Libertà immaginaria, Feltrinelli

Ho commentato così il post di Luca De Biase sul libro, edito da Feltrinelli, di Mauro Magatti “Libertà immaginaria”: Molto interessante. Viviamo in periodo in cui l’attribuzione di senso diviene sempre più importante e dove contemporaneamente diviene sempre più difficile organizzarla in modo logico critico, ma tutto è equiparato, sovrapposto. Se con Orwell si ottiene consenso con il condizionamento, facendo passare significati distorti nella loro sostanza (la libertà è schiavitù); la complessità delle società moderne invece si basa su un tipo di irrigidimento della ragione ottenuto con un eccesso informativo che preclude la possibilità di distinzione critica, inducendo una nuova forma di ignavia; un’assenza di scelta consapevole; un lasciar fare molto rischioso.

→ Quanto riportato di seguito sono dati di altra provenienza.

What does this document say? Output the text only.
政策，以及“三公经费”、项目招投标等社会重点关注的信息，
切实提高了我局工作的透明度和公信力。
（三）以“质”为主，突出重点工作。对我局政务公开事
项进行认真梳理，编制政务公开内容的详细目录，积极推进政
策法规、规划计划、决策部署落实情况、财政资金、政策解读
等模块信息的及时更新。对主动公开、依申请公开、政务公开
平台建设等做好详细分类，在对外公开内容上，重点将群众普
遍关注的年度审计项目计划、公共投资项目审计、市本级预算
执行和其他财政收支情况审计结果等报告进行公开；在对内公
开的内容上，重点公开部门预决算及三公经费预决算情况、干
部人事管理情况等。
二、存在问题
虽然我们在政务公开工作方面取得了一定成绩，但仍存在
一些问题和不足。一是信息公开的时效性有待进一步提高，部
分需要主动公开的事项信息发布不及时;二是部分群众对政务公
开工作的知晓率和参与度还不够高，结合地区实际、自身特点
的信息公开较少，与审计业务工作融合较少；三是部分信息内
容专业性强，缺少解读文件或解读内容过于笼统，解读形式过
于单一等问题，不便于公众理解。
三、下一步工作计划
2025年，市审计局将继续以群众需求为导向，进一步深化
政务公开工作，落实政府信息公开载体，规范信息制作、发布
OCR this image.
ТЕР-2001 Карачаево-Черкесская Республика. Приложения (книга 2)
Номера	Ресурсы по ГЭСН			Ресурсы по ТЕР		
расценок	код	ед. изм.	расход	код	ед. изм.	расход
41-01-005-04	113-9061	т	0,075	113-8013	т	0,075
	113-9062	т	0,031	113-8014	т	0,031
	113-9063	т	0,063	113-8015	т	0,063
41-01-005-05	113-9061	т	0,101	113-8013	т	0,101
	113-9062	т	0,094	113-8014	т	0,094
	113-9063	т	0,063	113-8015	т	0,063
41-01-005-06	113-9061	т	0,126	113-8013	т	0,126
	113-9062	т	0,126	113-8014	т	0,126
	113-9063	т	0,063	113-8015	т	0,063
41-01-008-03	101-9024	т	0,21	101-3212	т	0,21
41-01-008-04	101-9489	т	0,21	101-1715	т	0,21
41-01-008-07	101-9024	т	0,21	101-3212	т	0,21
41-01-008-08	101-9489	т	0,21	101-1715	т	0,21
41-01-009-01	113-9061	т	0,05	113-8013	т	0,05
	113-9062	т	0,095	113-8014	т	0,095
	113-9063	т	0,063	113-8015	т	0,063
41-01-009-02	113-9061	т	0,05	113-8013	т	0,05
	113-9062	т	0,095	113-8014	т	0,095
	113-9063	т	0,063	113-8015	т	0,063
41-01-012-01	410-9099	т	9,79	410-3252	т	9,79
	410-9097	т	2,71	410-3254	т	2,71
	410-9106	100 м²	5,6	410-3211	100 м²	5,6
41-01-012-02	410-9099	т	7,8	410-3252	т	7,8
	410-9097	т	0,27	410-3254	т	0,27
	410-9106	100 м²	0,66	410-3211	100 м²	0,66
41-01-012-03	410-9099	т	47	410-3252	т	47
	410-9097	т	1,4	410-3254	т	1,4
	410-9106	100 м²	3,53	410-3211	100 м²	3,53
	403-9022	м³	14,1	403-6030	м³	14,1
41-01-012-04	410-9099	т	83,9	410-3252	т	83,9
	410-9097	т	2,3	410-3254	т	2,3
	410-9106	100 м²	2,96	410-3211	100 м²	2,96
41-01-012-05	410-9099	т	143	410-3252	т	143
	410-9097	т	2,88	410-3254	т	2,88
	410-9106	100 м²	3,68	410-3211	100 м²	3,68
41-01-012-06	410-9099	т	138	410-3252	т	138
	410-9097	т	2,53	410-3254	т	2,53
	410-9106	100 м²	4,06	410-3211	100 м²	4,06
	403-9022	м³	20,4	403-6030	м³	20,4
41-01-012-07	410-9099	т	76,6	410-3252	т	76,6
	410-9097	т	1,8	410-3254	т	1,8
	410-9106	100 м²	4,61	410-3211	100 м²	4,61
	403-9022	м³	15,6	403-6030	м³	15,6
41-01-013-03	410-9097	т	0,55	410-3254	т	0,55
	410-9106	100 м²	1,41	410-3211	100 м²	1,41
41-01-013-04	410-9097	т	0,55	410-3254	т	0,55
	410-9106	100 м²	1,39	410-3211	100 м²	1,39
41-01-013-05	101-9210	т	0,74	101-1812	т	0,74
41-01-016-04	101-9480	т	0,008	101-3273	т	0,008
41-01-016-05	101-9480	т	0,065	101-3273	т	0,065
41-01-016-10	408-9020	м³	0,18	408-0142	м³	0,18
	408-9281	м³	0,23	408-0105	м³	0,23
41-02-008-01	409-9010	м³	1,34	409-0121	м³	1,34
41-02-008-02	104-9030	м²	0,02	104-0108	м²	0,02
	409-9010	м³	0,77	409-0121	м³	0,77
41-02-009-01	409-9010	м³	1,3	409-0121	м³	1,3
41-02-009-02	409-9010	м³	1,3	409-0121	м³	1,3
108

La rete soffre di queste criticità che possono essere superate solo grazie a un’ interdipendenza con i precedenti strumenti di comunicazione, in modo da equilibrare una velocizzazione dell’attribuzione di significato,ormai talmente spasmodica da rischiare il non senso, con un processo di valutazione accurato che richiede tempi lunghi, pause, meditazione, soste. Forse solo così certe libertà rischieranno di diventare più concrete e meno immaginarie.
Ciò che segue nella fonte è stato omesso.